Quando preghiamo con i salmi, siamo consapevoli che stiamo usando un linguaggio che non è nostro: viene da uno spazio e da un tempo lontano, vive nella Sacra Scrittura, ha una profondità nello stesso tempo storica, teologica, umana… Possiamo farne una lettura superficiale, apprezzandone il ritmo, le immagini, il significato letterale delle parole. Oppure – se siamo appena un po’ più preparati – possiamo coglierne i significati più profondi. In entrambi i casi, però, siamo grati di poter usare i loro versi per esprimere la nostra preghiera: sono talmente capaci di dare voce all’essenziale, che parlano agli uomini di ogni epoca e contesto.
Abbiamo però bisogno anche di altre forme di preghiera – individuale e soprattutto comunitaria – nate nell’oggi e per l’oggi. Ma sono ancora troppe le preghiere comunitarie che “non trovano le parole”, perché non nascono dal cuore di chi prega, e non trovano la strada per arrivarci.
Recentemente ho risentito una canzone che pensavo e speravo fosse orami dimenticata. La si cantava molto spesso quando ero giovane, anche se era già vecchia allora. Il testo era questo: «Dell’aurora tu sorgi più bella,/ coi tuoi raggi fai lieta la terra,/e fra gli astri che il cielo rinserra non v’è stella più bella di te./Bella tu sei qual sole,/bianca più della luna,/e le stelle più belle,/non son belle al par di te…/Gli occhi tuoi son più belli del mare,/la tua fronte ha il candore del giglio,/le tue gote baciate dal Figlio/son due rose e le labbra son fior…»
Erano gli anni settanta, portavamo i jeans come forma di contestazione, rimettevamo in discussione i criteri di bellezza che fino ad allora avevano imprigionato le donne, rivendicavamo il diritto di non aderire ai modelli femminili imposti dai media e dalla tradizione, cercavamo il posto delle donne nel mondo. Poi andavamo in Chiesa e ci veniva proposta una figura di Maria basata unicamente sulla bellezza. Con gli occhi azzurri, le gote rosa e le labbra come fiori (rossi, presumo). E noi avremmo dovuto esserle devote. E imitarla, magari.
Cantare è pregare due volte, ma in questo caso mi era proprio difficile trovarci un senso.

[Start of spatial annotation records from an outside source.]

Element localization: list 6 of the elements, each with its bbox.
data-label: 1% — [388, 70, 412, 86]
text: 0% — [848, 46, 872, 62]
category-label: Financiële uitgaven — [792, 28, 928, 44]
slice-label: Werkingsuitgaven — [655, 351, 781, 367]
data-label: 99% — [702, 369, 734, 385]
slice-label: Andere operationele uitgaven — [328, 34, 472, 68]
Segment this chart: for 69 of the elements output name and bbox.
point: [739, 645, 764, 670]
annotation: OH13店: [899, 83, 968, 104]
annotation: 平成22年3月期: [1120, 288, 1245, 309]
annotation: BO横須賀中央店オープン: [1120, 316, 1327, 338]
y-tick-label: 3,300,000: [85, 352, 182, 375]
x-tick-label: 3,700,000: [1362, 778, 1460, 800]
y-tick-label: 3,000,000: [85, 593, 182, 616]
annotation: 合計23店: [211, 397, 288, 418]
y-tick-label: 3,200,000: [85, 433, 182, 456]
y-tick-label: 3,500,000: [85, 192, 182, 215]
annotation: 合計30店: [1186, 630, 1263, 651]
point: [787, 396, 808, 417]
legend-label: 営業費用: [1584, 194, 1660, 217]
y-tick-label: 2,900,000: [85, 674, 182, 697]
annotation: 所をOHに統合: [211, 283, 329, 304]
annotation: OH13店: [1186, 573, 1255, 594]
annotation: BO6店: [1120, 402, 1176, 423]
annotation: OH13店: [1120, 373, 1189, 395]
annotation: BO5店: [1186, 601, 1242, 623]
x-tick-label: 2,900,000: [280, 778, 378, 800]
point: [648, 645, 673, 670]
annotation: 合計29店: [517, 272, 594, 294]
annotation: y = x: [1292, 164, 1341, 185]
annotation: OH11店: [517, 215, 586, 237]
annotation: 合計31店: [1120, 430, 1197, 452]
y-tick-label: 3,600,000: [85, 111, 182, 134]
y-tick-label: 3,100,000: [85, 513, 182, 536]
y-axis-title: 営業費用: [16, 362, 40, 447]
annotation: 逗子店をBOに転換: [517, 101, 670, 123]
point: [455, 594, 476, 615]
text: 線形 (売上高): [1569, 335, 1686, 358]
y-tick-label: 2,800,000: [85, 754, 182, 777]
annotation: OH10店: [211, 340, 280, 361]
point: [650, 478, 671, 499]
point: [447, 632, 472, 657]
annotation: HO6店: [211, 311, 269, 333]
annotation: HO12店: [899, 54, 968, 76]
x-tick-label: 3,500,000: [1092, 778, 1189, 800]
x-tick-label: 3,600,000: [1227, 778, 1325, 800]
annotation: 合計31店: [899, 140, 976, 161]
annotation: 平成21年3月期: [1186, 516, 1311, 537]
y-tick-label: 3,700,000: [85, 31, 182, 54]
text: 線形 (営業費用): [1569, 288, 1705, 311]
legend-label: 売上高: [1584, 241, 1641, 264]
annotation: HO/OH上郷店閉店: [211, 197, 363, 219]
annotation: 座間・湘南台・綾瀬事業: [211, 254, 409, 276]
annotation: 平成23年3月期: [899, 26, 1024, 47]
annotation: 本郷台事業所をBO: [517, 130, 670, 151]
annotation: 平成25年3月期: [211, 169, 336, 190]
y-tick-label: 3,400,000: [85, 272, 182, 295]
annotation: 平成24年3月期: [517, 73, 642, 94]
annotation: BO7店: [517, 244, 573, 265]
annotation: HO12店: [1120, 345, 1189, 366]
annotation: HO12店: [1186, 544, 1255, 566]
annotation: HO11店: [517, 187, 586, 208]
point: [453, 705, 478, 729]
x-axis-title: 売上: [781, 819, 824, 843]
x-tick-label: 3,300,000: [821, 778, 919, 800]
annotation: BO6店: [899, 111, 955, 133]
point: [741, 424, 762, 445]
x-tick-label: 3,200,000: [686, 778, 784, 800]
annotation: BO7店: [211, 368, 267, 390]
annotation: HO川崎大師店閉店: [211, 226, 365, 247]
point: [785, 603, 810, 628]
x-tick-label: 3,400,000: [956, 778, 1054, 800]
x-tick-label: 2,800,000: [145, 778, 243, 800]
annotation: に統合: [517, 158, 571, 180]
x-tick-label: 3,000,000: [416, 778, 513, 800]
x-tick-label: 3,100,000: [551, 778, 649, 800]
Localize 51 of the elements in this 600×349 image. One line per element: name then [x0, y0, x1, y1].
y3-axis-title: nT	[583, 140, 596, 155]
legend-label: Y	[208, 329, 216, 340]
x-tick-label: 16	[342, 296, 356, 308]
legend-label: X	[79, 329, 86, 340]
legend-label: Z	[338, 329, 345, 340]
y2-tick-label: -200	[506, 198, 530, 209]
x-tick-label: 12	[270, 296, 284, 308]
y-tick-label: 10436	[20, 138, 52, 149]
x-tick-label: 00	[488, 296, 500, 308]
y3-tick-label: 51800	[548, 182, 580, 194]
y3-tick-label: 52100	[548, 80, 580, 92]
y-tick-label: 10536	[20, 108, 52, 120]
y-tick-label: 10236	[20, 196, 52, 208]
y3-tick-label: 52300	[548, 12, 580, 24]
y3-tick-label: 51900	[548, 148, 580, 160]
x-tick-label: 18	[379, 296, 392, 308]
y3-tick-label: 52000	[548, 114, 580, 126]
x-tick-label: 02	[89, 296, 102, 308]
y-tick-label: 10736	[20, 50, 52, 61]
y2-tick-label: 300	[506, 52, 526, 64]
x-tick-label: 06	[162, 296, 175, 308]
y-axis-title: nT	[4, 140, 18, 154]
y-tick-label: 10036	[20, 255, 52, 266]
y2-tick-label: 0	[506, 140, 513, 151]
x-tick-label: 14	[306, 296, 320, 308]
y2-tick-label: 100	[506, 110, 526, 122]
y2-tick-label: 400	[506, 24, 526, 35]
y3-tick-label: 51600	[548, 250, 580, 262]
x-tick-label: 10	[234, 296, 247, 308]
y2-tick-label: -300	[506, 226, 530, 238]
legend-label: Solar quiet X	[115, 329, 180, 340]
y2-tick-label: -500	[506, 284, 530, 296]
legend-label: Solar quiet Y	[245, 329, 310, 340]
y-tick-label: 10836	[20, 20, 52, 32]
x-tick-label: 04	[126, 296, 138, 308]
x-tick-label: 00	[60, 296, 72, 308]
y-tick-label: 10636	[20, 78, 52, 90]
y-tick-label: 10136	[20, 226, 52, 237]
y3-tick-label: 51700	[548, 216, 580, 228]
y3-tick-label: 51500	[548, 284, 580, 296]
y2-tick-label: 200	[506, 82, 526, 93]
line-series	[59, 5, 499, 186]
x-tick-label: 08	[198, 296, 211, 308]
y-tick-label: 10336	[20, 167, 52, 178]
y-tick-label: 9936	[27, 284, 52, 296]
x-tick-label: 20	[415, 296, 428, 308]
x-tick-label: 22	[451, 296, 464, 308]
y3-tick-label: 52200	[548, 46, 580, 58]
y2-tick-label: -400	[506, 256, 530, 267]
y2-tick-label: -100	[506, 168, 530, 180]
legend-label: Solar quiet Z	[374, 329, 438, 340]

Sulla necessità di “riapproriarsi” della Preghiera dei fedeli, aveva scritto qualche anno fa da Diego Andretta, che la vedeva come uno «spazio di “risposta” corale alla Parola del giorno» e portava la riflessione sui «contenuti tematici delle preghiere dei fedeli , quelli che possono sprigionarsi “con una sapiente libertà” dal nostro cuore e dal filtro di un ascolto attualizzato della Parola di Dio». Ma sono anche molte altre le preghiere di cui dovremmo riappropriarci.
Perché, se pregare non è semplicemente “recitare le orazioni”, come si diceva una volta, ma incontrare Dio nei nostri cuori, certe parole davvero non aiutano, anzi, ci portano a restare, appunto, sul piano della recita.